IFRS: Jurisdiction
The charm and risk in a principles based reporting architecture is that it simplifies reporting. It defines the fundamentals required for accurate, complete and transparent reporting and gives them an identity through interpretation. In simple terms, it acts as a charter, laying out what is protected and what is limited. Thereafter, it is up to a governing body to rule whether practice has adhered to the intent of that principle, or strayed from it.
If US adoption of IFRS is followed by leaving a multi-jurisdictional authority structure in place, where US, EU and Pan-Asian oversight decides how IFRS is applied, then we have the same game as today. Global earnings and balance sheets that are not comparable in material ways.

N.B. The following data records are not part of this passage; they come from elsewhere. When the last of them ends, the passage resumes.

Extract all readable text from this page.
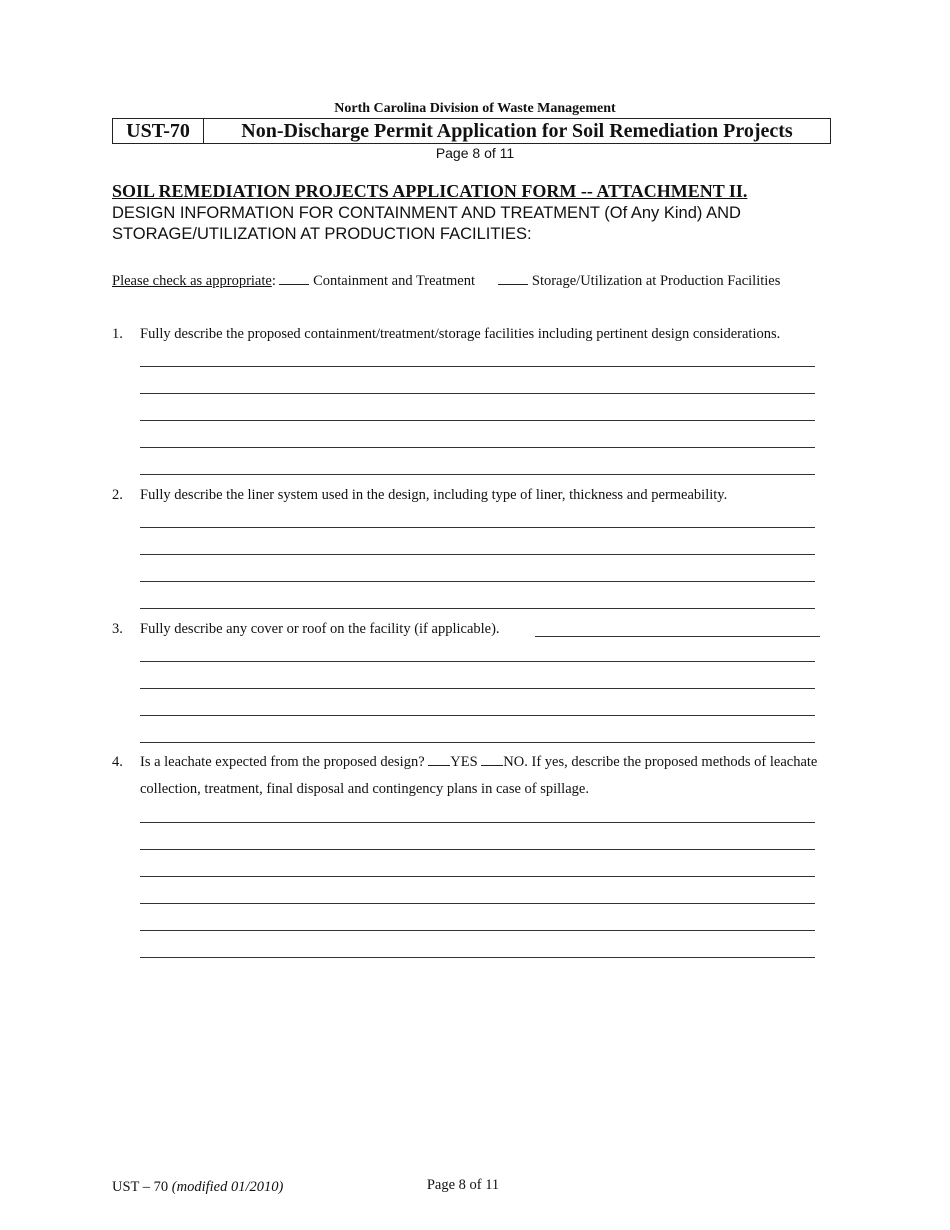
North Carolina Division of Waste Management
UST-70	Non-Discharge Permit Application for Soil Remediation Projects
Page 8 of 11
SOIL REMEDIATION PROJECTS APPLICATION FORM -- ATTACHMENT II.
DESIGN INFORMATION FOR CONTAINMENT AND TREATMENT (Of Any Kind) AND STORAGE/UTILIZATION AT PRODUCTION FACILITIES:
Please check as appropriate:  Containment and Treatment	Storage/Utilization at Production Facilities
1. Fully describe the proposed containment/treatment/storage facilities including pertinent design considerations.
2. Fully describe the liner system used in the design, including type of liner, thickness and permeability.
3. Fully describe any cover or roof on the facility (if applicable).
4. Is a leachate expected from the proposed design? YES NO. If yes, describe the proposed methods of leachate collection, treatment, final disposal and contingency plans in case of spillage.
UST – 70 (modified 01/2010)	Page 8 of 11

The alternative is creation of a multinational institution that acts with at least the standard of authority & competency the US SEC has established. To date, the SEC is the only world body with the seasoned and evolved experience with large market oversight, enforcement and staffing to accomplish the job. But it does so for the US, not the global conglomerate of economic powers that would adopt IFRS as their reporting charter.
Currently, the EU’s member nations principally rely on the audit firm as their gatekeeper, with no meaningful regulatory oversight beyond that. There are nation-specific securities market regulators but none with near the scope and staffing of the SEC. Adding Asia to the equation means several economically powerful nations & unions would have to agree on the governing purpose of a single institution, say, the protection of investors.
That alone will run into trouble with emerging economies interested in shaving a few points from protection and adding them to growth support. It doesn’t feel like an idea that has momentum or the kind of political support necessary to gain lift any time soon. Though I could see a US/EU alignment that eventually persuades the broader globe to sign on.